盗賊が獲物を見張った大壇
どんな伝承か
富久山町八山田の古跡に、大壇と呼ばれる塚がある。字鹿島館の山林の中にあり、高さは十尺ほど、東西六間・南北八間ばかりで、いかにも古墳らしい姿をしている。明治の半ば頃、何か出るだろうと村人が掘り散らかしたが、結局何も出てこなかったと古老は語る。その古老の伝えでは、昔、八山田に右近という盗賊の頭がいて、この壇に登っては、夜中に松明を灯して揚枝峠を下ってくるのを見張り、近づいたところを襲って金品を奪ったという。
原典より
富久山町大字八山田の古跡として知られるものに大壇がある。—— 郡山の伝説(ふるさとの文化財調査事業・昭和六十一年(1986)刊/監修 大島建彦) より引用地図で位置を見る
※伝承地の場所は必ずしも正確ではありません
出典の文献について
郡山の伝説(ふるさとの文化財調査事業・昭和六十一年(1986)刊/監修 大島建彦)

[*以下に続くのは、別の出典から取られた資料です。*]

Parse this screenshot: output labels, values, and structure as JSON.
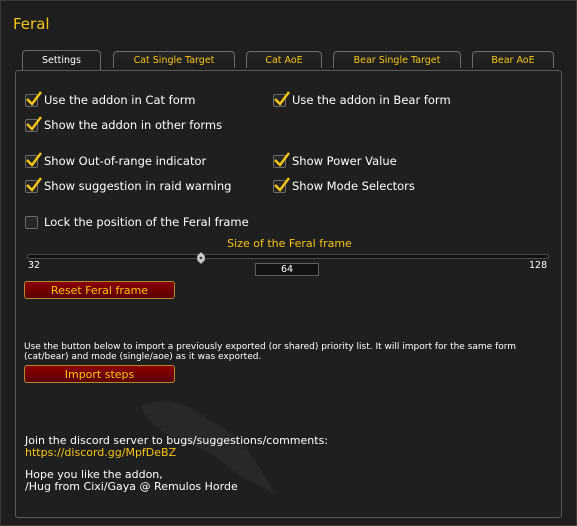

福島県郡山市(旧安積郡・田村郡域、湖南・熱海・三穂田・逢瀬・西田・中田ほか各町)に伝わる伝説を、木/石・岩/水/塚/坂・峠・山/祠堂/家・村/祭礼・行事の八部門に分類して集成する。坂上田村麻呂や阿古陀媛・采女伝説・萩姫、源義家ら前九年の役の人物伝承、淵や池の主・龍神・河童、弘法大師の清水、稲荷・観音・地蔵の霊験、長者伝説や埋蔵金、隠れキリシタンなど、郡山の地に根ざした怪異・霊験・由来譚を伝承地つきで網羅する。